Sa longiligne silhouette avait disparu il y a deux ans des terrains du Top 14. Cyril Lafon était alors parti une année mener ses travaux en Virginie: arbitre le weekend, ce Lyonnais d'adoption dirige le reste du temps un laboratoire de recherche médicale.

"Comme chercheur, on a toujours la possibilité de bouger, d'apprendre. J'ai toujours privilégié ma carrière professionnelle et je suis reconnaissant au corps arbitral de ne m'en avoir jamais tenu rigueur", souligne M. Lafon, rencontré par l'AFP dans son labo lyonnais.

Depuis début 2016, il dirige une unité de recherche de l'Inserm, le laboratoire LabTAU, spécialisé dans les applications des ultrasons dans le domaine thérapeutique.

Un labo "à taille humaine" d'environ 70 personnes, axé sur la valorisation industrielle de ses recherches et qui a donné naissance à plusieurs sociétés, dont EDAP TMS, cotée à la Bourse de New York.

Ce jour là, il est aux côtés d'un thésard travaillant sur l'utilisation des ultrasons pour faciliter la diffusion dans le cerveau de molécules agissant contre le glioblastome (une tumeur cérébrale).

"Ma chance ici, c'est qu'on a pas d'horaire", relève-t-il, pour expliquer qu'il ait pu concilier son métier avec sa passion pour le rugby.

Chez les arbitres, "chacun gère son entraînement à titre individuel". "Moi, c'est deux fois par semaine. Beaucoup de fractionné. Un arbitre de foot fait des efforts plus réguliers. Nous, on doit souvent sprinter".

"Après chaque match, on fait une autoévaluation que l'on compare à celle de notre coach/évaluateur". "Quand on est arbitre, il faut prendre ses responsabilités mais aussi admettre qu'on peut se tromper...".

Ce qui implique "pas mal d'analyses vidéo". "J'y passe environ 5 heures par match". Mais "le plus contraignant, ce sont les stages" réunissant le gratin arbitral français: un par mois. Pour faire converger les pratiques dans un sport aux règles complexes où l'arbitre joue un rôle crucial.

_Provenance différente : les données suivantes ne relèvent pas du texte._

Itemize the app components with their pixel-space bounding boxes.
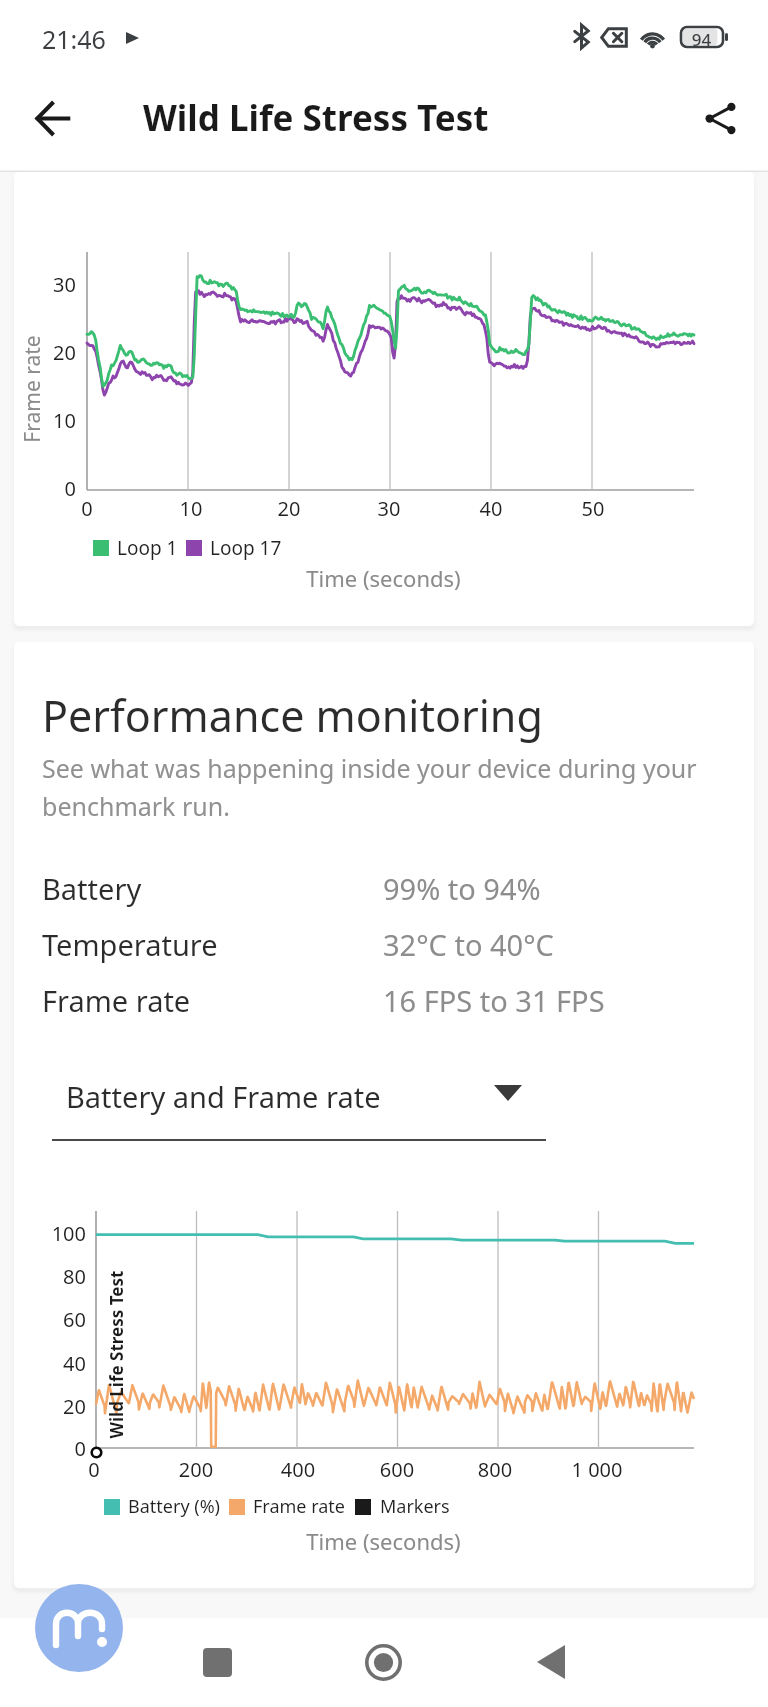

Parmi la quinzaine d'arbitres officiant régulièrement en Top 14 - certains professionnels, d'autres semi-pro. Cyril Lafon appartient au petit contingent de purs amateurs. Défrayés et modestement rémunérés: 550 euros par match pour un arbitre de champ - 180 euros pour un arbitre de touche.

Une enfance briviste 

M. Lafon assure une dizaine de matches par an, comme arbitre de champ ou juge de touche, le plus souvent comme assistant de Romain Poite, l'un des meilleurs arbitres français. Il a aussi régulièrement dirigé des rencontres internationales de deuxième niveau, comme le Tournoi des 6 nations B ou la Coupe d'Afrique de rugby. Et deux fois la finale de Pro D2.

Cet ingénieur de formation né en Haute-Vienne dans une famille très rugby, a grandi près de Brive, l'une des places fortes historiques du ballon ovale en France.

Il pratique à bon niveau, jouant en Crabos (-19 ans) avec le CA Brive Rugby, puis avec le Stade Clermontois quand ses études le conduisent dans la capitale auvergnate. Il part ensuite à Montréal, ce qui lui vaut son "unique ligne à son palmarès de joueur: champion de 3e division du Québec", s'amuse-t-il. "C'était folklorique !". Il finit par atterrir à Lyon pour sa thèse et joue avec les espoirs du LOU.

Mais l'arbitrage l'intéresse aussi. Il se retrouve lauréat du concours du jeune arbitre dès 1996.

La recherche l'amènera plus tard à Seattle pendant deux ans, lui donnant la maîtrise de l'anglais - une qualité dans le Top 14 d'aujourd'hui.

A bientôt 45 ans, Cyril Lafon vit sa dernière saison au sifflet, limite d'âge oblige. Il se réjouit d'avance que la tradition permette aux prochains "retraités" de choisir leurs derniers matches.

"On n'arbitre pas pour plaire, sinon on n'arbitre pas très longtemps", souligne celui qui se voit "assez strict" sur le terrain.

"Cyril est un homme très ouvert", dit pourtant de lui Pierre Mignoni, l'entraîneur du LOU. "Il est très posé, a beaucoup d'expérience. Il maîtrise bien les deux équipes". "Il communique bien", ajoute le talonneur Jérémie Maurouard.

M. Lafon n'entend pas couper les ponts avec le rugby à l'issue de sa 10e saison en Top 14. Pour de l'arbitrage vidéo? Du coaching? Il faudra que cela "ne soit pas trop contraignant" au regard de sa vie familiale qu'il dit avoir beaucoup sacrifier.